The case for not adopting the Marik bundle has several components. Scientific and empirical evidence is thin, and a single-site Vitamin C trial showing remarkable results only to be proven ineffective after a multi-site RCT is a clinical trope. If the bundle was ineffective, health systems will have added an unnecessary load to clinicians and implementers, which would then have to be de-implemented. Administrators and clinicians may be less likely to adopt novel treatments in the future. Introducing the bundle on the current evidence may also set a bad precedent for novel treatments, eroding the authority of the presiding physician and giving more credence to largely unproven interventions. The proposal in this paper does not replace the need for the clarity provided by good science and empirical research, but these are not always immediately available. We provide an approach to explicitly guide the interim decisions that must be made under these circumstances.

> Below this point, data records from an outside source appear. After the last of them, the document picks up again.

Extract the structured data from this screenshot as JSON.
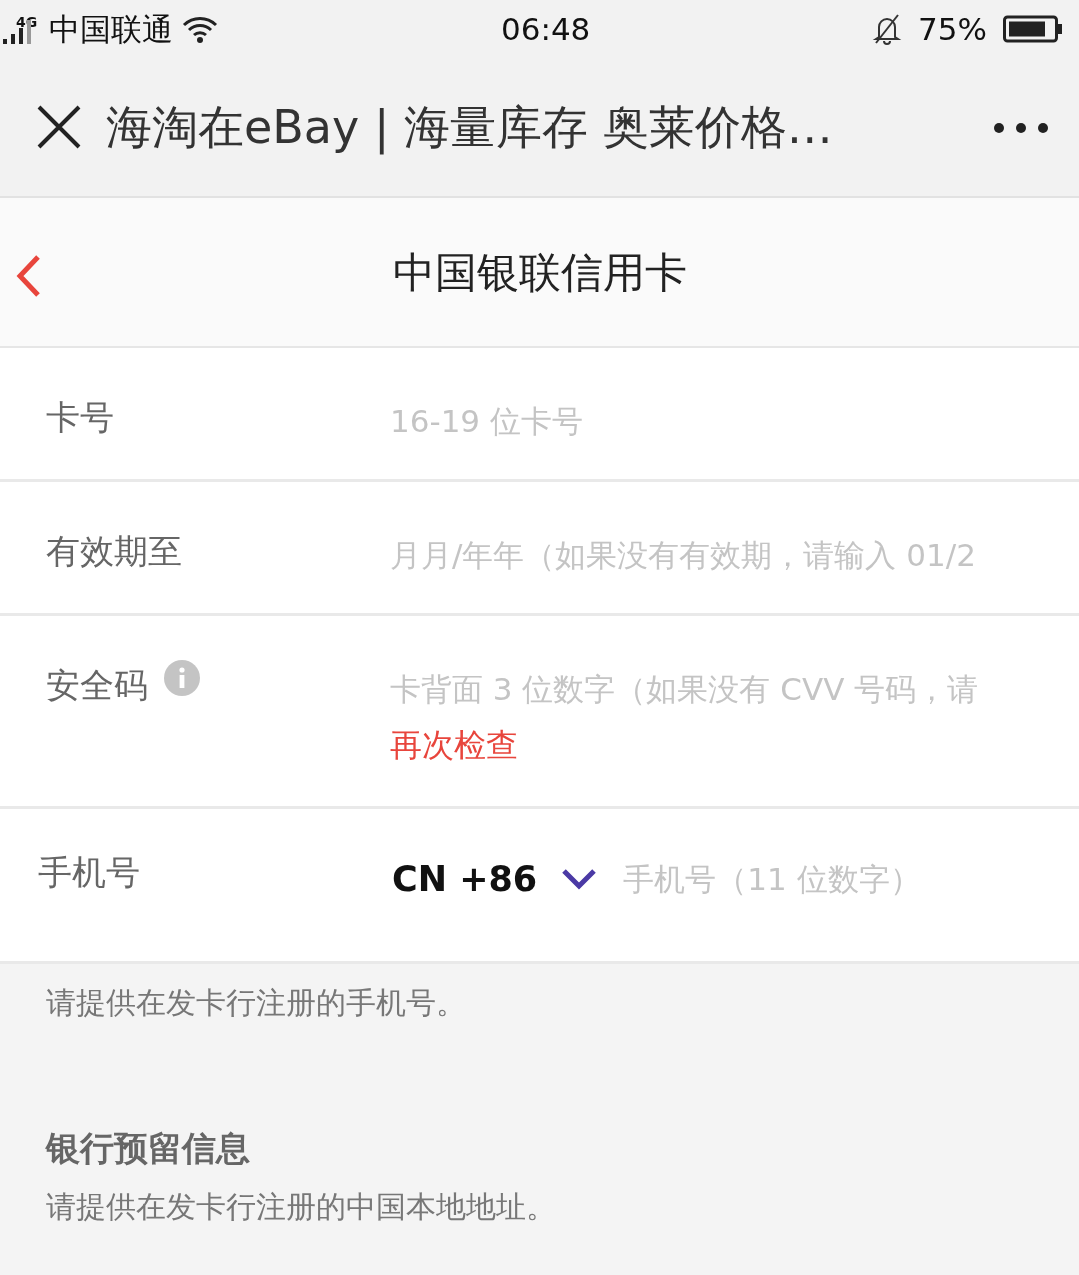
{
  "status_bar": {
    "network": "4G",
    "carrier": "中国联通",
    "time": "06:48",
    "battery": "75%"
  },
  "browser_bar": {
    "title": "海淘在eBay | 海量库存 奥莱价格…"
  },
  "page_header": {
    "title": "中国银联信用卡"
  },
  "fields": [
    {
      "kind": "text",
      "label": "卡号",
      "placeholder": "16-19 位卡号"
    },
    {
      "kind": "text",
      "label": "有效期至",
      "placeholder": "月月/年年（如果没有有效期，请输入 01/2"
    },
    {
      "kind": "text",
      "label": "安全码",
      "info": true,
      "placeholder": "卡背面 3 位数字（如果没有 CVV 号码，请",
      "error": "再次检查"
    },
    {
      "kind": "phone",
      "label": "手机号",
      "country_code": "CN +86",
      "placeholder": "手机号（11 位数字）"
    }
  ],
  "hint": "请提供在发卡行注册的手机号。",
  "section": {
    "title": "银行预留信息",
    "description": "请提供在发卡行注册的中国本地地址。"
  }
}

The Marik bundle is a somewhat unusual case relative to most ‘miracle’ interventions later found to be ineffective. As the analysis shows, it is an extremely cheap treatment with the potential to reduce rates of mortality and kidney damage at no risk to the patient. The delay between publication of the pilot study and results of the large RCT due in 2019 could create substantial opportunity costs in dollars and lives, and while there is not perfect evidence, under the circumstances it might be sufficient for hospitals and health systems to choose whether to conduct their own trials and not only independently verify their results, but also publish their findings and improve the availability of evidence around the treatment bundle.

The implementation decision of the Marik bundle relies upon the willingness of health administrators to use the available evidence to influence policy. We attempted to make the bundle choice as intuitive as possible, using straightforward trade-offs, simple modelling techniques, and a realistic decision process. Merlo et al. (2014) showed that for research to be accessible to decision-makers, it must be contextually relevant, contain little jargon, and put the terms of the implementation decision into terms that specify a trade-off that will be familiar to decision-makers ³⁰. If the decision maker is unwilling to use the best available evidence now, but rather wishes to wait for definitive evidence they are risking incurring large costs for health care systems and for the patients they serve.

Conclusion

An explicit analysis of uncertain clinical outcomes is a useful adjunct to guide decision making where there is clinical ambiguity. This approach offers a valid alternative to the default of clinical inactivity when faced with uncertainty.

Data availability

The data referenced by this article are under copyright with the following copyright statement: Copyright: © 2018 Blythe R et al.

Data associated with the article are available under the terms of the Creative Commons Zero "No rights reserved" data waiver (CC0 1.0 Public domain dedication). http://creativecommons.org/publicdomain/zero/1.0/

Dataset 1. Sepsis Distributions Table: Data on distributions used in the analysis. 10.5256/f1000research.14619.d209630 ³¹

Funding Statement

The author(s) declared that no grants were involved in supporting this work.